Online courses have made it possible for Cara Sampson to work toward earning her bachelor’s degrees in criminology and criminal justice and sociology and a minor certificate in trauma studies at UMSL. (Photo by August Jennewein)

Newlywed Cara Sampson moved her 10-year-old daughter from Georgia to Sullivan, Mo., last August, bought a foreclosed home that needed major work and continued to work on her undergraduate degree. To say she was a little strapped for time would be an understatement.

However, the flexibility of online classes offered at the University of Missouri–St. Louis helped Sampson stay on track to graduate with bachelor’s degrees in criminology and criminal justice and sociology and a minor certificate in trauma studies.

The Department of Criminology and Criminal Justice at UMSL offers all of their undergraduate courses online, which makes it possible to earn a bachelor’s degree completely online.

“When I first looked at schools, the idea that UMSL’s Department of Criminology and Criminal Justice program was ranked fourth in the nation by U.S. News and World Report is what hooked me,” she said. “But because of my life and schedule when I first moved here, if not for the opportunity to take four online classes last semester, I wouldn’t have been able to go full time.”

The department has been offering online courses for a number of years, said Finn-Aage Esbensen, the E. Desmond Lee Endowed Professor of Youth Crime and Violence and department chair.

“We realized several years ago that we needed to offer online courses to serve our students, stay competitive and boost enrollment,” Esbensen said.

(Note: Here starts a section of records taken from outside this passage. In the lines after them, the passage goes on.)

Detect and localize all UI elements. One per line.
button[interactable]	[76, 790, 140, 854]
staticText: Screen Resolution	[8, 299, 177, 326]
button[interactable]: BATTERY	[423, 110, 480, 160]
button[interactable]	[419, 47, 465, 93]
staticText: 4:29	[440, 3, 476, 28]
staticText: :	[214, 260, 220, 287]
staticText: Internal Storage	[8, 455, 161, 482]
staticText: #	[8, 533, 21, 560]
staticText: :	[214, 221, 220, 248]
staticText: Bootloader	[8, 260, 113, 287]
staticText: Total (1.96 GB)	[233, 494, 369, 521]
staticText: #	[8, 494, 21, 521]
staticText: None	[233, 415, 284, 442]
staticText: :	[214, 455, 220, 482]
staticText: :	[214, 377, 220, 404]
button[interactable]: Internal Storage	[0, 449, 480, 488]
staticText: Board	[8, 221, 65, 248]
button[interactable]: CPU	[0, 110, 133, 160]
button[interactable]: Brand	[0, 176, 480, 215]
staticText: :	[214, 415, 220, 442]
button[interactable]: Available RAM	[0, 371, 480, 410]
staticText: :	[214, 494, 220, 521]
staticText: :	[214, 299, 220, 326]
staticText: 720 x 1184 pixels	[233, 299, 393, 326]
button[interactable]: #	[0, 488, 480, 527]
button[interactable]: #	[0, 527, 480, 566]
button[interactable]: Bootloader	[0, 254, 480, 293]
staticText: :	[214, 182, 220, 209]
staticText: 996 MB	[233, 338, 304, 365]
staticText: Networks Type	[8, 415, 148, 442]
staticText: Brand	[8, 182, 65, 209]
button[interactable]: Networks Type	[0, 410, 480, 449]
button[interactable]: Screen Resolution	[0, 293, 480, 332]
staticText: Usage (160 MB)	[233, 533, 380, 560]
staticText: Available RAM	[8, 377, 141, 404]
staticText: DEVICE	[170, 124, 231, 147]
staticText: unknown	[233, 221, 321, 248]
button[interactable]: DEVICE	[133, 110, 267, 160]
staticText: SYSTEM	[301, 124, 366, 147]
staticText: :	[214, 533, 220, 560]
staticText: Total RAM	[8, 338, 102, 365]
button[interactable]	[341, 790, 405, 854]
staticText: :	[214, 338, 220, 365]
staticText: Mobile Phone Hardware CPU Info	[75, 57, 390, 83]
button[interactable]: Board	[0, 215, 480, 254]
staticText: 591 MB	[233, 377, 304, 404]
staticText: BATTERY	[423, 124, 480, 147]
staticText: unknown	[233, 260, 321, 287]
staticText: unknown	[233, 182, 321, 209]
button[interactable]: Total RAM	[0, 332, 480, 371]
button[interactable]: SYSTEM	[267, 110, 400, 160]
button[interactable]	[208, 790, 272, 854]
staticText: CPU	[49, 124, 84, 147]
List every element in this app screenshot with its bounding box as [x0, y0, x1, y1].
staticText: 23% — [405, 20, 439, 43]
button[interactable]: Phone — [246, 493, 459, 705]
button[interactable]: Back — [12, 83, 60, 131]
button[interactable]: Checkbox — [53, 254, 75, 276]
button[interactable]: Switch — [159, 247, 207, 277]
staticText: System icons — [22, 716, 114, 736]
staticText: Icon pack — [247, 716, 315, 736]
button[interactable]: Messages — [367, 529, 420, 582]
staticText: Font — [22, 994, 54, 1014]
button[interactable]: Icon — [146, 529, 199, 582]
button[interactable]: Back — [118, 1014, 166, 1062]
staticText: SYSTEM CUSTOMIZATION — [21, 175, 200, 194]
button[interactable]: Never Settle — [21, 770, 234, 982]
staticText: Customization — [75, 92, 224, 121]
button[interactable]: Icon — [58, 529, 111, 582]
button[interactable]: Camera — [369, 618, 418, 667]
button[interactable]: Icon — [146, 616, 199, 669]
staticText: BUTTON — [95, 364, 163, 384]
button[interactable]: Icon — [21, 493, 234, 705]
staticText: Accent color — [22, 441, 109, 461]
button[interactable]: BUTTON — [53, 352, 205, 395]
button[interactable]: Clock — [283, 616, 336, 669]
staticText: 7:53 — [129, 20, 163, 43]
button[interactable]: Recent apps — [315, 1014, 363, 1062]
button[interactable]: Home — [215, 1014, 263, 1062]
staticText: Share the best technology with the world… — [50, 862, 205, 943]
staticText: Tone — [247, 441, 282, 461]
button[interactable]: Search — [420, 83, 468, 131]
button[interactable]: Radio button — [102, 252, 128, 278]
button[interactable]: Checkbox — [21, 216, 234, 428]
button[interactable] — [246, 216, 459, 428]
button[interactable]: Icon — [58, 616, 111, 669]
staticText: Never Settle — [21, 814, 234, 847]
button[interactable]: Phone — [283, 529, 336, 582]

Since 2009, the department has more than tripled both their course offerings and enrollment in online courses.

“We started developing courses,” he said. “We began offering undergraduate courses and steadily increasing the offerings each semester.

“Our faculty really enjoy online as a different mode of delivery, but work hard to ensure the online experience is the same or similar to the classroom experience and not watered down in anyway.”

It’s working. Online courses continue to be popular and new ones are added each semester.

“All of our online classes fill up, usually before our on-campus classes, so there is a demand,” Esbensen said.

Sampson, who hopes to complete her undergraduate degree in May 2015, said she plans to continue alternating with both online and on-campus courses.

“I like the flexibility online gives me, and with my schedule I need that,” she said. “But I also like the opportunity to become part of the campus and interact with others, and that’s what on-campus classes provide.”

Once she earns her degree, Sampson plans to enroll in UMSL’s master’s degree program in psychology. She’d like to work in a prison or correctional faculty as a counselor.